Lent is that season right before Easter. Even if you have been in the church for a long time, you may not be able to answer all of these questions. In a nutshell, it is the forty days and forty nights where Christians are to give up something in order to feel the full glory of God on Easter Sunday.
Where did it come from?
In Matthew 4:2, we learn that Jesus spent 40 days in the desert fasting before the devil came and tempted him. He was getting himself ready for his ministry.
What is the main idea behind Lent?
The main idea is that Jesus allowed himself to be tested. If we are serious about following him, we will do the same.
What do people usually give up for Lent?
Some people actually do the 40 days of fasting, but there are other options. You could give up chocolate, salty snacks, or even coffee for Lent. Children could give up candy.
When did Lent start?
It started in the fourth century. Traditionally, it is associated with penitence, fasting, alms giving, and prayer. It is a time for giving things up balanced by giving to those in need.
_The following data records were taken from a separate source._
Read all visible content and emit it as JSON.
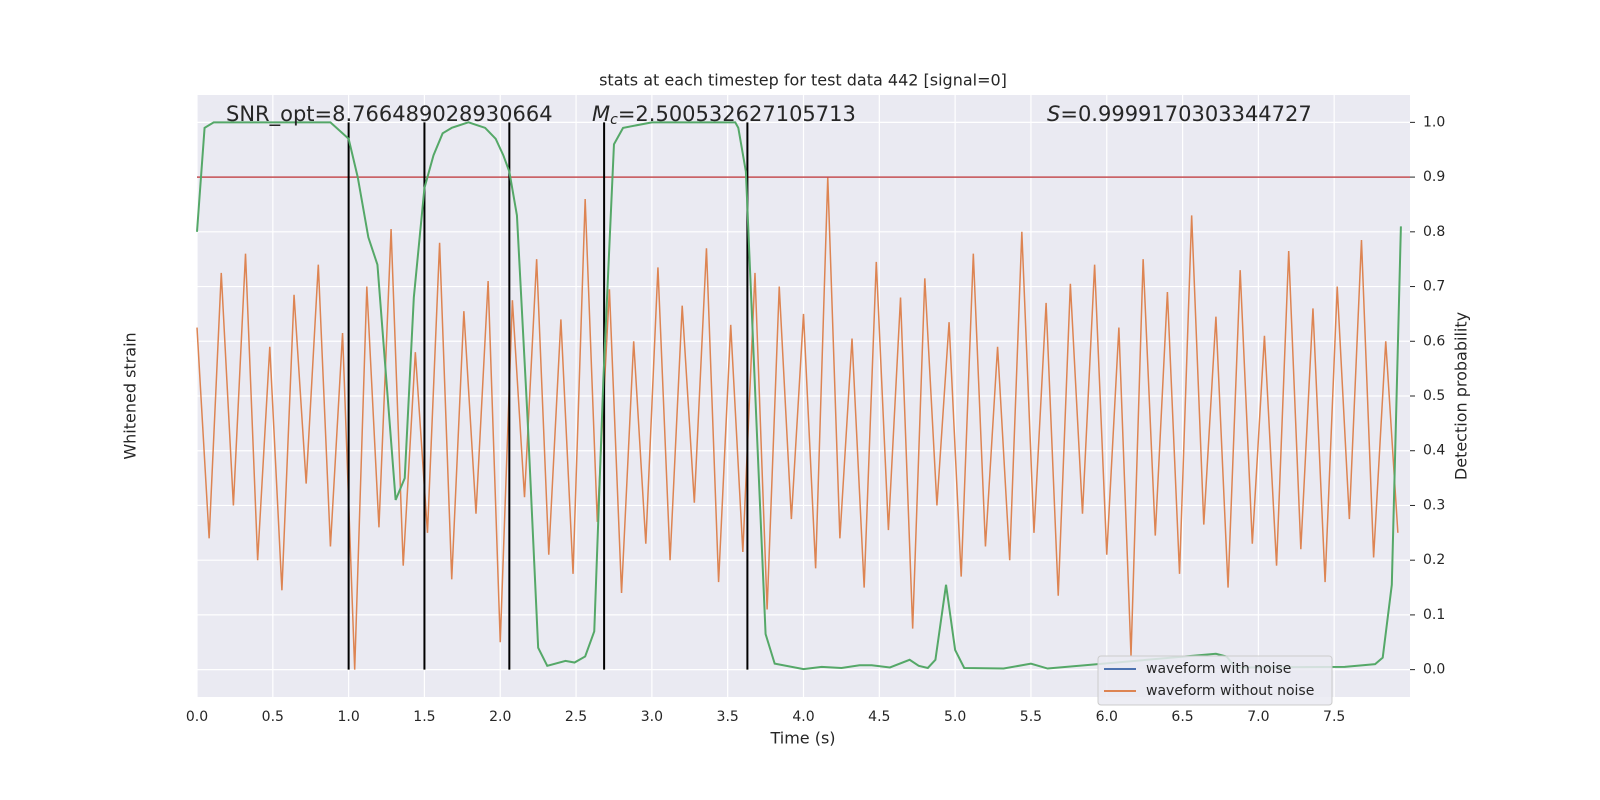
{
  "chart_data": {
    "type": "line",
    "title": "stats at each timestep for test data 442 [signal=0]",
    "xlabel": "Time (s)",
    "ylabel": "Whitened strain",
    "y2label": "Detection probability",
    "annotations": {
      "snr": "SNR_opt=8.766489028930664",
      "mc": {
        "symbol": "M",
        "subscript": "c",
        "text": "=2.500532627105713"
      },
      "s": {
        "symbol": "S",
        "text": "=0.9999170303344727"
      }
    },
    "xlim": [
      0,
      8.0
    ],
    "xticks": [
      {
        "value": 0,
        "label": "0.0"
      },
      0.5,
      {
        "value": 1,
        "label": "1.0"
      },
      1.5,
      {
        "value": 2,
        "label": "2.0"
      },
      2.5,
      {
        "value": 3,
        "label": "3.0"
      },
      3.5,
      {
        "value": 4,
        "label": "4.0"
      },
      4.5,
      {
        "value": 5,
        "label": "5.0"
      },
      5.5,
      {
        "value": 6,
        "label": "6.0"
      },
      6.5,
      {
        "value": 7,
        "label": "7.0"
      },
      7.5
    ],
    "ylim": [
      -1,
      1.2
    ],
    "y2lim": [
      -0.05,
      1.05
    ],
    "y2ticks": [
      {
        "value": 0,
        "label": "0.0"
      },
      0.1,
      0.2,
      0.3,
      0.4,
      0.5,
      0.6,
      0.7,
      0.8,
      0.9,
      {
        "value": 1,
        "label": "1.0"
      }
    ],
    "grid": true,
    "legend": "lower right",
    "x": [
      0,
      0.08,
      0.16,
      0.24,
      0.32,
      0.4,
      0.48,
      0.56,
      0.64,
      0.72,
      0.8,
      0.88,
      0.96,
      1.04,
      1.12,
      1.2,
      1.28,
      1.36,
      1.44,
      1.52,
      1.6,
      1.68,
      1.76,
      1.84,
      1.92,
      2,
      2.08,
      2.16,
      2.24,
      2.32,
      2.4,
      2.48,
      2.56,
      2.64,
      2.72,
      2.8,
      2.88,
      2.96,
      3.04,
      3.12,
      3.2,
      3.28,
      3.36,
      3.44,
      3.52,
      3.6,
      3.68,
      3.76,
      3.84,
      3.92,
      4,
      4.08,
      4.16,
      4.24,
      4.32,
      4.4,
      4.48,
      4.56,
      4.64,
      4.72,
      4.8,
      4.88,
      4.96,
      5.04,
      5.12,
      5.2,
      5.28,
      5.36,
      5.44,
      5.52,
      5.6,
      5.68,
      5.76,
      5.84,
      5.92,
      6,
      6.08,
      6.16,
      6.24,
      6.32,
      6.4,
      6.48,
      6.56,
      6.64,
      6.72,
      6.8,
      6.88,
      6.96,
      7.04,
      7.12,
      7.2,
      7.28,
      7.36,
      7.44,
      7.52,
      7.6,
      7.68,
      7.76,
      7.84,
      7.92
    ],
    "series": [
      {
        "name": "waveform with noise",
        "color": "#4c72b0"
      },
      {
        "name": "waveform without noise",
        "color": "#dd8452",
        "values": [
          0.35,
          -0.42,
          0.55,
          -0.3,
          0.62,
          -0.5,
          0.28,
          -0.61,
          0.47,
          -0.22,
          0.58,
          -0.45,
          0.33,
          -0.9,
          0.5,
          -0.38,
          0.71,
          -0.52,
          0.26,
          -0.4,
          0.66,
          -0.57,
          0.41,
          -0.33,
          0.52,
          -0.8,
          0.45,
          -0.27,
          0.6,
          -0.48,
          0.38,
          -0.55,
          0.82,
          -0.36,
          0.49,
          -0.62,
          0.3,
          -0.44,
          0.57,
          -0.5,
          0.43,
          -0.29,
          0.64,
          -0.58,
          0.36,
          -0.47,
          0.55,
          -0.68,
          0.5,
          -0.35,
          0.4,
          -0.53,
          0.9,
          -0.42,
          0.31,
          -0.6,
          0.59,
          -0.39,
          0.46,
          -0.75,
          0.53,
          -0.3,
          0.37,
          -0.56,
          0.62,
          -0.45,
          0.28,
          -0.5,
          0.7,
          -0.4,
          0.44,
          -0.63,
          0.51,
          -0.33,
          0.58,
          -0.48,
          0.35,
          -0.85,
          0.6,
          -0.41,
          0.48,
          -0.55,
          0.76,
          -0.37,
          0.39,
          -0.6,
          0.56,
          -0.44,
          0.32,
          -0.52,
          0.63,
          -0.46,
          0.42,
          -0.58,
          0.5,
          -0.35,
          0.67,
          -0.49,
          0.3,
          -0.4
        ]
      }
    ],
    "probability": {
      "axis": "y2",
      "color": "#55a868",
      "x": [
        0,
        0.05,
        0.11,
        0.88,
        1.0,
        1.06,
        1.13,
        1.19,
        1.31,
        1.37,
        1.43,
        1.5,
        1.56,
        1.62,
        1.68,
        1.79,
        1.9,
        1.97,
        2.02,
        2.06,
        2.11,
        2.18,
        2.25,
        2.31,
        2.43,
        2.49,
        2.56,
        2.62,
        2.68,
        2.75,
        2.81,
        3.0,
        3.55,
        3.57,
        3.62,
        3.69,
        3.75,
        3.81,
        4.0,
        4.12,
        4.25,
        4.37,
        4.45,
        4.57,
        4.7,
        4.76,
        4.82,
        4.87,
        4.94,
        5.0,
        5.06,
        5.32,
        5.5,
        5.61,
        6.72,
        6.79,
        6.85,
        7.57,
        7.77,
        7.82,
        7.88,
        7.94
      ],
      "values": [
        0.8,
        0.99,
        1.0,
        1.0,
        0.97,
        0.9,
        0.79,
        0.74,
        0.31,
        0.35,
        0.68,
        0.88,
        0.94,
        0.98,
        0.99,
        1.0,
        0.99,
        0.97,
        0.94,
        0.91,
        0.83,
        0.46,
        0.04,
        0.007,
        0.016,
        0.013,
        0.024,
        0.07,
        0.53,
        0.96,
        0.99,
        1.0,
        1.0,
        0.99,
        0.91,
        0.45,
        0.065,
        0.011,
        0.001,
        0.005,
        0.003,
        0.008,
        0.008,
        0.004,
        0.018,
        0.007,
        0.003,
        0.018,
        0.155,
        0.036,
        0.003,
        0.002,
        0.011,
        0.002,
        0.029,
        0.024,
        0.004,
        0.005,
        0.01,
        0.022,
        0.155,
        0.81
      ]
    },
    "threshold": {
      "axis": "y2",
      "value": 0.9,
      "color": "#c44e52"
    },
    "vlines": {
      "axis": "y2",
      "x": [
        1.0,
        1.5,
        2.06,
        2.685,
        3.63
      ],
      "range": [
        0,
        1
      ],
      "color": "#000000"
    }
  }
}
How should one approach Lent?
The best way to approach Lent is see it as an opportunity. Lent actually means spring time. It is a little hard to get one's head around this but out of the darkness of sin's winter, a repentant, empowered people emerge. It truly is a joy-filled season.
Why should one be surprised by joy during Lent?
Our self-sacrifice, what it that may be, serves no purpose unless we are able to satisfy the heart's deepest longing, unity with Christ. In Christ - in his suffering and death, his resurrection and triumph - we found our truest joy.
This joy is costly. It arises from the reality of our sin, which crucified Christ. Meister Eckhart points out that those who have the hardest time with Lent are "the good people". Most of us are willing to give one or two things; and we may also admit our need for renewal. But actually die with Christ?
Another way to look at joy is see that our need for repentance cannot erase the good news that Christ overcame all sin. Christ' resurrection frees us from ourselves. His beautiful, empty tomb turns our attention away from all that is wrong with us and with the world, and spurs us on to experience the abundant life he promises.
Do you want to experience that life? I know I do.